The U.S. housing market is showing no signs of recovery as pending home sales crashed to 20-year lows in October.

According to the National Association of Realtors (NAR), pending home sales fell 1.5% during the month and were down 8.5% year-over-year.

The pending home sales index is a leading indicator of the U.S. housing market because it tracks contract activity for single-family homes. When contract activity declines, fewer purchases are expected to come through in the coming months.

NAR said contract activity was down in the West, Midwest, and South, while the Northeast posted gains. But all four regions saw a decline in activity compared to last year.

“During October, mortgage rates were at their highest, and contract signings for existing homes were at their lowest in more than 20 years,” said NAR chief economist Lawrence Yun.

While Yun acknowledged that the recent drop in mortgage rates should help more buyers qualify for loans, these buyers are entering a market with very limited supply.

That largely explains why sales on properties valued above $750,000 increased compared to last year.

Low inventory threatens housing recovery

Although rising mortgage rates have stunted demand for real estate, the market’s deep freeze can also be attributed to a severe housing shortage.

With fewer houses on the market, buyers are competing for limited inventories and driving up prices.

According to Realtor.com, housing inventories declined for four consecutive months through October before posting a modest rebound last month. Inventories were still down 38% compared to pre-pandemic levels.

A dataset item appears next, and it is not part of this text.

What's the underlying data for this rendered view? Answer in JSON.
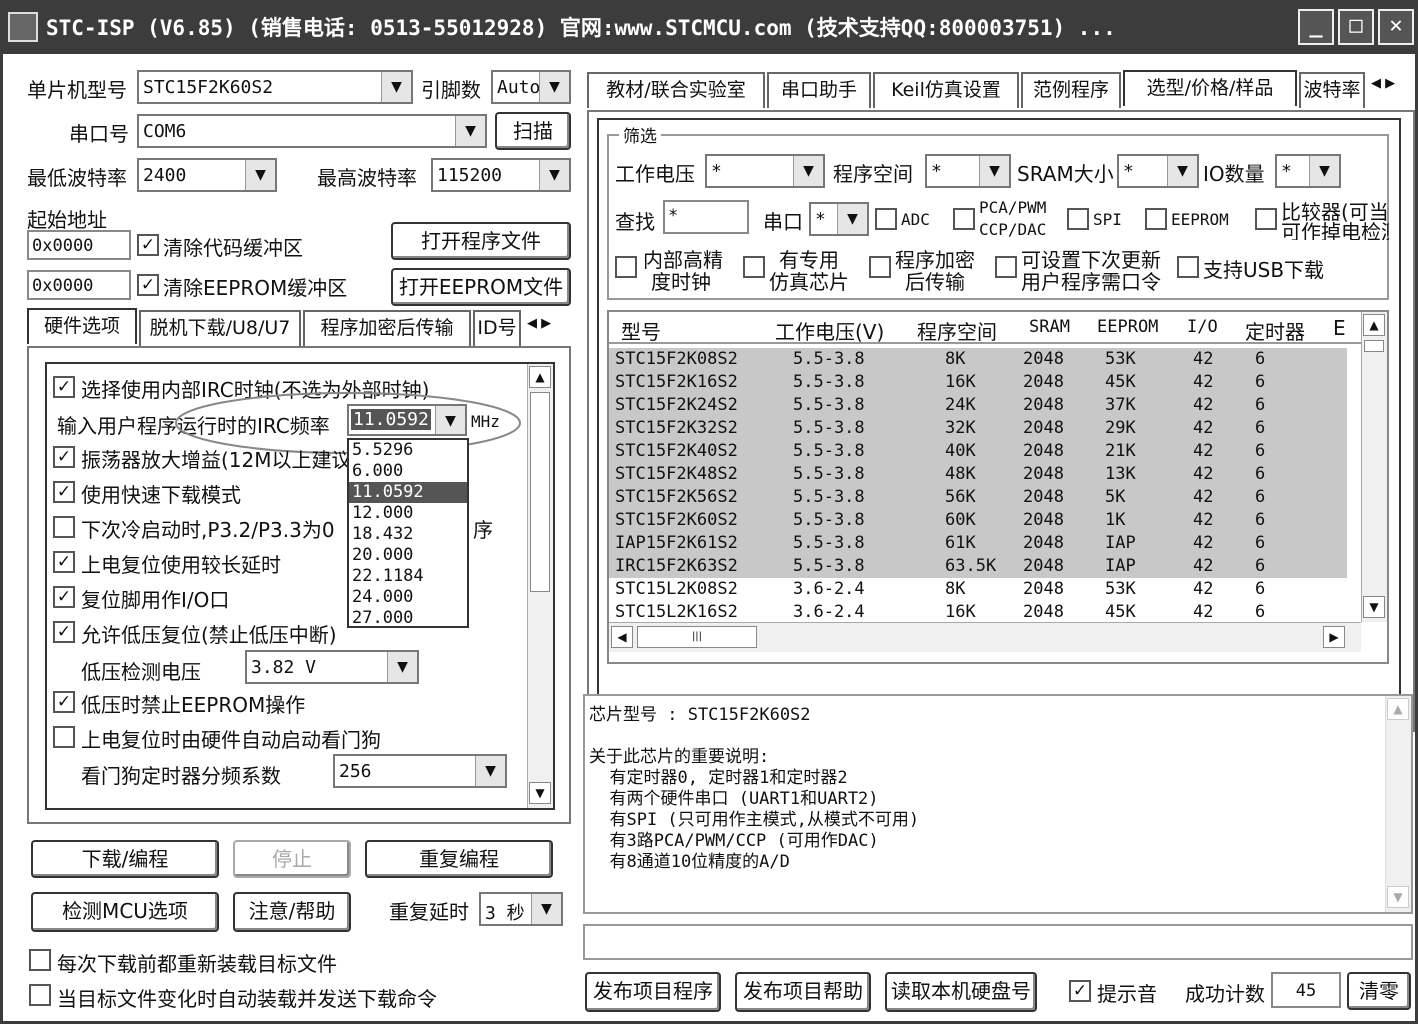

While inventories increased in November, the total number of homes for sale—which includes properties under contract but not yet sold—fell 0.7% in the same month. That was the seventh consecutive year-over-year decline.

“While record-high mortgage rates are putting off many would-be buyers, decreases in both inventory and time homes spend on the market shows that some buyers are moving quickly to lock in rates before they can go any higher,” said Realtor.com chief economist Danielle Hale.

Is mortgage relief coming?

Since peaking at 7.79% in late October, mortgage rates have fallen for five consecutive weeks, according to Freddie Mac. The average 30-year rate was 7.22% in the week of Nov. 30.

That’s still more than double the “effective” mortgage rate, or the prevailing interest rate on existing loans. The large gap between the two rates means homeowners will likely hold off on putting their properties up for sale.

After all, why would they trade a mortgage rate of 3.6% for one above 7%?

The good news is all the major industry players expect mortgage rates to decline next year. Fannie Mae, Mortgage Bankers Association, and NAR expect rates to average between 6.1-6.7% by the end of 2024.

The bad news is those levels remain well above the rates that most homeowners locked in before the pandemic.